Girona vs Elche
A atmosfera estava carregada de expectativa quando as duas equipas entraram em campo para este importante compromisso do campeonato espanhol. O foco tático e a intensidade física prometeram um duelo equilibrado desde o primeiro apito do árbitro.
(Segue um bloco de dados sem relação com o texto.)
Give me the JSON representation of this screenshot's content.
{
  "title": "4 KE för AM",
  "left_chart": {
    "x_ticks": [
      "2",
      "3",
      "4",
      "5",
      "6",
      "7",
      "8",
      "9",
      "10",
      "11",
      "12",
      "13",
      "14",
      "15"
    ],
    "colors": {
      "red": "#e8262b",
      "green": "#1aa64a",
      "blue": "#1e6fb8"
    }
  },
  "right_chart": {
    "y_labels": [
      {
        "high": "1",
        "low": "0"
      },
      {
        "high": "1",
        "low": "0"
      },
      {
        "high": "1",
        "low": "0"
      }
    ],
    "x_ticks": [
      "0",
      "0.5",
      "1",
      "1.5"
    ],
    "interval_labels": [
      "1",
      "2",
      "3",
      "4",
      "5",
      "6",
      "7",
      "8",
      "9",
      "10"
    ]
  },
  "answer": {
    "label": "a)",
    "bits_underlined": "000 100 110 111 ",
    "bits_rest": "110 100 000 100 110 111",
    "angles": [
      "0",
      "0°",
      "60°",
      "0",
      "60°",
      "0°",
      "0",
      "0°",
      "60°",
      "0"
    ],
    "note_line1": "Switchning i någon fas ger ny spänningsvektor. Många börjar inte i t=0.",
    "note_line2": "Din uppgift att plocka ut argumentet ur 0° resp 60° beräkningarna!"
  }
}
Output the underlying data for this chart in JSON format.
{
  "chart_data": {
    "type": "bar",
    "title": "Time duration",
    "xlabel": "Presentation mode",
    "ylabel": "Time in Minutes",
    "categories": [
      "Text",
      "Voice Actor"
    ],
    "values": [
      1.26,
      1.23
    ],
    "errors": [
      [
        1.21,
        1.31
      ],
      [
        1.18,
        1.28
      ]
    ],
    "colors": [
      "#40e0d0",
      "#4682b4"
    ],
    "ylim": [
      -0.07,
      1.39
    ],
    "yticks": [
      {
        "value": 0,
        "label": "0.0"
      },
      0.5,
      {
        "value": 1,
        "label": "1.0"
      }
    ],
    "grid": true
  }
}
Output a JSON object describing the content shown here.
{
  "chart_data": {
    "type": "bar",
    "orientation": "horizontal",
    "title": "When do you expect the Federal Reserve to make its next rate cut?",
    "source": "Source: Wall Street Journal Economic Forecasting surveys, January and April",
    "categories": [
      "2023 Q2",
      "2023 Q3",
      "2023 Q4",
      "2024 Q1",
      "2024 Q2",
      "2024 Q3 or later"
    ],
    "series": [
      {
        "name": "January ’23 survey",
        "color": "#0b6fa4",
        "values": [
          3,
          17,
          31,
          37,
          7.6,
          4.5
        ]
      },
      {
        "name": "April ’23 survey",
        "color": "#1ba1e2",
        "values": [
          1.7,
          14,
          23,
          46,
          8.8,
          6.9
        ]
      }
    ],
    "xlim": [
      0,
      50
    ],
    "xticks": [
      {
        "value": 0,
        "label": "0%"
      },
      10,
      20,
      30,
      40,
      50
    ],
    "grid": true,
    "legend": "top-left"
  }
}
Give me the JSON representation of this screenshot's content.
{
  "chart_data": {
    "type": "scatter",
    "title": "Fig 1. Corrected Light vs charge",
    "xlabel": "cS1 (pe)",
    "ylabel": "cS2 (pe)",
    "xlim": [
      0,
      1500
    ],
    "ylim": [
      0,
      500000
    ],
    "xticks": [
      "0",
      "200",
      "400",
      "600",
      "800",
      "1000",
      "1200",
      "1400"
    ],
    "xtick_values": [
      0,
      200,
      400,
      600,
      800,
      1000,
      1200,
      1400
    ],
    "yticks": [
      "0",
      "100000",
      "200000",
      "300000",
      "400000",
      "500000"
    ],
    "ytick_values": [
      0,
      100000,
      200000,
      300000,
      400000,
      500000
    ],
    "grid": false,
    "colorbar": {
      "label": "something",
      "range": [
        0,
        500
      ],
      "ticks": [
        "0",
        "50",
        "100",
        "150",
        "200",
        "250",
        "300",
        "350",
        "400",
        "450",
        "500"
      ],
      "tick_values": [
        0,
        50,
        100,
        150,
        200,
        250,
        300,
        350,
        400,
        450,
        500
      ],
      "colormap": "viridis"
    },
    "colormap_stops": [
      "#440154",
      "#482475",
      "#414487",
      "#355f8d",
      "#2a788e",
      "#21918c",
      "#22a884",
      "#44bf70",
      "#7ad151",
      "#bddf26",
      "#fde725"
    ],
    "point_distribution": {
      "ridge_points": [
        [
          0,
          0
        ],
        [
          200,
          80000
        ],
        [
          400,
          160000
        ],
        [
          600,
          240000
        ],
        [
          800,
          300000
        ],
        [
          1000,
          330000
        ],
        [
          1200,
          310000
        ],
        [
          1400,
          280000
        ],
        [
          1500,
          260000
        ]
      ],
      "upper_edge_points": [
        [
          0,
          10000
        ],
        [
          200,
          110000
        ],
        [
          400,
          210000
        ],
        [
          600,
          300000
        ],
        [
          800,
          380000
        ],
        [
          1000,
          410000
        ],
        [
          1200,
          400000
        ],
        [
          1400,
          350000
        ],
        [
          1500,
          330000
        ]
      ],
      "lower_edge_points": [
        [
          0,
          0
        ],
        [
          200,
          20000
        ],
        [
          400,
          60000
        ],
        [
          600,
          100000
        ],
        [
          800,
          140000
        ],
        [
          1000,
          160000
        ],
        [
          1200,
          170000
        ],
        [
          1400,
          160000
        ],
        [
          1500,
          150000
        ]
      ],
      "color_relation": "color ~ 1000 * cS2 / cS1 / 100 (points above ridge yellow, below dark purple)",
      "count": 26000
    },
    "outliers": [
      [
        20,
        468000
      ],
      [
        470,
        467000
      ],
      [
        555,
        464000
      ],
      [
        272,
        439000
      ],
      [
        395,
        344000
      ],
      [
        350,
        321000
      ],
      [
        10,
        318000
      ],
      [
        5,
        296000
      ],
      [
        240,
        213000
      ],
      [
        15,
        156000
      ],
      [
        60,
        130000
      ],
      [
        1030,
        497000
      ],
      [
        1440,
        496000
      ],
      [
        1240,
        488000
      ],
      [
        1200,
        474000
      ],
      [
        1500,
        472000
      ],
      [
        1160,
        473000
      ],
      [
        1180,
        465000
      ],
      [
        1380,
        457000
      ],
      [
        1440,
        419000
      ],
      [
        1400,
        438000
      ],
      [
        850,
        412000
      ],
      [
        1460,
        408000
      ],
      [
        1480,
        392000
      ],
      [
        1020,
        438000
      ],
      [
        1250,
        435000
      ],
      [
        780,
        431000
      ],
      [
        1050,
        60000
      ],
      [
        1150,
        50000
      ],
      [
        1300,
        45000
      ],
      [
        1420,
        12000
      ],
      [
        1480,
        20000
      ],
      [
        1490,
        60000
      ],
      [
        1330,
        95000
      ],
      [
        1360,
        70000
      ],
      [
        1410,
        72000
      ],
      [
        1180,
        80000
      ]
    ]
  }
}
O Golpe de Abertura do Elche
No dia 23 de maio de 2026, o Girona recebeu o Elche num embate que começou com contornos de muita cautela e rigor defensivo. A equipa visitante mostrou os seus dentes cedo, com Buba Sangare a receber um cartão amarelo logo aos 7 minutos por uma falta dura, estabelecendo o tom físico da partida. Apesar da pressão inicial do Girona, que tentou criar perigo através de cantos batidos por Viktor Tsigankov, foi o Elche quem desferiu o primeiro golpe. Aos 39 minutos, uma jogada bem construída viu Victor Chust e Pedro Bigas combinarem para servir Alvaro Rodriguez, que finalizou com precisão de pé esquerdo para colocar os visitantes em vantagem antes do intervalo.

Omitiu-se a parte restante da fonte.